Step-by-Step Solution
Verified Answer
To neutralize the spilled $27\,\mathrm{mL}$ of $6.0\,\mathrm{M}\, \mathrm{H}_{2}\mathrm{SO}_{4}$, a minimum of 27.22 g of sodium bicarbonate must be added.
1Step 1: Calculate the moles of sulfuric acid
First, we need to calculate the moles of sulfuric acid using the given concentration and volume. The formula for this is:
Moles of solute = Volume of solution (L) × Concentration of solute (moles/L)
However, the volume provided is in milliliters, so we need to convert it to liters:
\(27 \, mL × \frac{1 \, L}{1000 \, mL} = 0.027 \, L\)
Now, we calculate the moles of sulfuric acid:
Moles of \(H_2SO_4 = 0.027 \, L × 6.0 \, M\)
Moles of \(H_2SO_4 = 0.162 \, mol\)
2Step 2: Use stoichiometry to find the moles of sodium bicarbonate needed
As we can see from the balanced chemical equation, two moles of sodium bicarbonate neutralize one mole of sulfuric acid:
\(2 \,\mathrm{NaHCO}_3(s) + \mathrm{H}_{2} \mathrm{SO}_{4}(a q) \longrightarrow \mathrm{Na}_{2} \mathrm{SO}_{4}(a q) + 2 \mathrm{H}_{2} \mathrm{O}(l) + 2 \mathrm{CO}_{2}(g)\)
Now, we need to find the number of moles of sodium bicarbonate needed using the stoichiometric relationship between sodium bicarbonate and sulfuric acid:
Moles of \(NaHCO_3 = 0.162 \, mol \, H_2SO_4 × \frac{2 \, mol \, NaHCO_3}{1 \, mol \, H_2SO_4}\)
Moles of \(NaHCO_3 = 0.324 \, mol\)
3Step 3: Convert moles of sodium bicarbonate to mass
Finally, we need to convert moles of sodium bicarbonate to mass using its molar mass. The molar mass of sodium bicarbonate is:
\(M_{NaHCO_3} = 22.99 + 1.01 + 12.01 + (16.00 × 3) = 84.01 \, g/mol\)
So, the minimum mass of sodium bicarbonate required is:
Mass of \(NaHCO_3 = 0.324 \, mol × 84.01 \, g/mol\)
Mass of \(NaHCO_3 = 27.22 \, g\)
Hence, to neutralize the acid, a minimum of 27.22 g of sodium bicarbonate must be added to the spill.
Key Concepts
StoichiometryMolar Mass CalculationAcid-Base Neutralization
Stoichiometry
Stoichiometry is the section of chemistry that involves calculating the relative quantities of reactants and products in chemical reactions.
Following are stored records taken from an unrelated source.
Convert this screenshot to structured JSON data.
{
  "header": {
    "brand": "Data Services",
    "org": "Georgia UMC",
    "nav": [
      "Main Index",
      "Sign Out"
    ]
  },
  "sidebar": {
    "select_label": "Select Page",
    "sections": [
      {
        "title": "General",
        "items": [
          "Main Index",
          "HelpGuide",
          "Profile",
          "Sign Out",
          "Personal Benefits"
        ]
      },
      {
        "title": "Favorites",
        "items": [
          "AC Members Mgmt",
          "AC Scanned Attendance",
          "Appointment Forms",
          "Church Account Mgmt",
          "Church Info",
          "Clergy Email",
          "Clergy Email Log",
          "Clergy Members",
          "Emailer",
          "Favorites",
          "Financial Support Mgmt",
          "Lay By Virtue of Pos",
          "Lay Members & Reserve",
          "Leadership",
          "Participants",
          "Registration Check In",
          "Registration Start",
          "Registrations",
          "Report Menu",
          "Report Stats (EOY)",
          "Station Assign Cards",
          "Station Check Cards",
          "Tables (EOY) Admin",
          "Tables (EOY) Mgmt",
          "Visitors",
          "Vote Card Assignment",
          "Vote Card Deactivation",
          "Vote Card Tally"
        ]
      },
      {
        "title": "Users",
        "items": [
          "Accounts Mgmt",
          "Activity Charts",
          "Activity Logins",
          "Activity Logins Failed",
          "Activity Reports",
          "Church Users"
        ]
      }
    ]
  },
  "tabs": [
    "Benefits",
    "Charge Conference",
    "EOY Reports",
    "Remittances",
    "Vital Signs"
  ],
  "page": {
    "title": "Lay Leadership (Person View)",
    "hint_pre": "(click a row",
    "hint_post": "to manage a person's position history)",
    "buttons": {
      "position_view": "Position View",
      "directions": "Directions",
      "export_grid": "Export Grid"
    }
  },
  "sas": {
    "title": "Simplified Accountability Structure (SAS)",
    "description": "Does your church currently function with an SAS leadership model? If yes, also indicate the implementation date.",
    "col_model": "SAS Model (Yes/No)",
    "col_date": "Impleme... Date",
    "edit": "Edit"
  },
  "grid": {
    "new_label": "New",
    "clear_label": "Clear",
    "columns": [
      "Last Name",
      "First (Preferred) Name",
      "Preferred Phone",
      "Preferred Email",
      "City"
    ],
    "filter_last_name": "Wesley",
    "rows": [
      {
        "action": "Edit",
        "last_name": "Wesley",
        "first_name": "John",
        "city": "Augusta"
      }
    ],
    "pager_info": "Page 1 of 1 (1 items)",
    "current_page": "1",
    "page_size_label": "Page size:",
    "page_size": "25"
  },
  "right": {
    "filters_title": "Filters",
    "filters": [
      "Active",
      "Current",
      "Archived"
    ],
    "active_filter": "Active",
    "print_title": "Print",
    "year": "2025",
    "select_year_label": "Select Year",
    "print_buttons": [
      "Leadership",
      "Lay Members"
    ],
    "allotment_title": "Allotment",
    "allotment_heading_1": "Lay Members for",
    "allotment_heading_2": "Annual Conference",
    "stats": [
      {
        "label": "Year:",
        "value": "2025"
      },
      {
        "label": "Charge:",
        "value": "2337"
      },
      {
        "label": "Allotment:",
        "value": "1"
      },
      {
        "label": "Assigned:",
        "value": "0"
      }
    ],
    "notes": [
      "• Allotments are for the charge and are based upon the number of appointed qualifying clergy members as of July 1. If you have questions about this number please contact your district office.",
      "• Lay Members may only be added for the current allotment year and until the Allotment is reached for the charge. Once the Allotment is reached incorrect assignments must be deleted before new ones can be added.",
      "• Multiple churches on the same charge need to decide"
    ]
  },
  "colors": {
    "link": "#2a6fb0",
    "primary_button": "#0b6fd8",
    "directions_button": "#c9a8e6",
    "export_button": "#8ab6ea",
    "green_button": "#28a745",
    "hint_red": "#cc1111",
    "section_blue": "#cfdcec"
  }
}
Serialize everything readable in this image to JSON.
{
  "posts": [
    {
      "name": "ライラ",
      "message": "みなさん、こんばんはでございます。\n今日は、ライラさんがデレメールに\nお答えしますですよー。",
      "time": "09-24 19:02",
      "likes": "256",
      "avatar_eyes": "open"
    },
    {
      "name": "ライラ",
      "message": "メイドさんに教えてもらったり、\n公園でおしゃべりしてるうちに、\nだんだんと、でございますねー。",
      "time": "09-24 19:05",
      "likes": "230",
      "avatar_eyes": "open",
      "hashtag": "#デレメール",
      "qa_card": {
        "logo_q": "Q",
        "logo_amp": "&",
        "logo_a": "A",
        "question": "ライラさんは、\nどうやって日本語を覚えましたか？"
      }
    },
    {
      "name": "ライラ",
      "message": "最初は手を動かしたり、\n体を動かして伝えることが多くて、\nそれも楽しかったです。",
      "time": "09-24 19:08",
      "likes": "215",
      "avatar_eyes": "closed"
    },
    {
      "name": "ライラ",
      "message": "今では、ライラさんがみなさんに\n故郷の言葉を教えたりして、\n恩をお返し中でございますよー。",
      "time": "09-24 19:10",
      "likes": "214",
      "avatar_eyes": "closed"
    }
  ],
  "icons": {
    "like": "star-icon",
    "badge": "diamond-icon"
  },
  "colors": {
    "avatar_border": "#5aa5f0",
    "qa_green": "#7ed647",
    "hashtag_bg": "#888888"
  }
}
It is a crucial concept for anyone dealing with chemical reactions because it allows us to predict how much of each substance is needed or produced.
In the case of neutralizing a sulfuric acid spill with sodium bicarbonate, stoichiometry helps determine the exact amount of sodium bicarbonate required to react with a given volume and concentration of sulfuric acid. The balanced chemical equation provides a stoichiometric 'recipe' showing that two moles of sodium bicarbonate are needed for every mole of sulfuric acid. We can think of it as a baking recipe: just as two eggs might be required to bake a cake, two units of sodium bicarbonate are required to fully neutralize one unit of sulfuric acid.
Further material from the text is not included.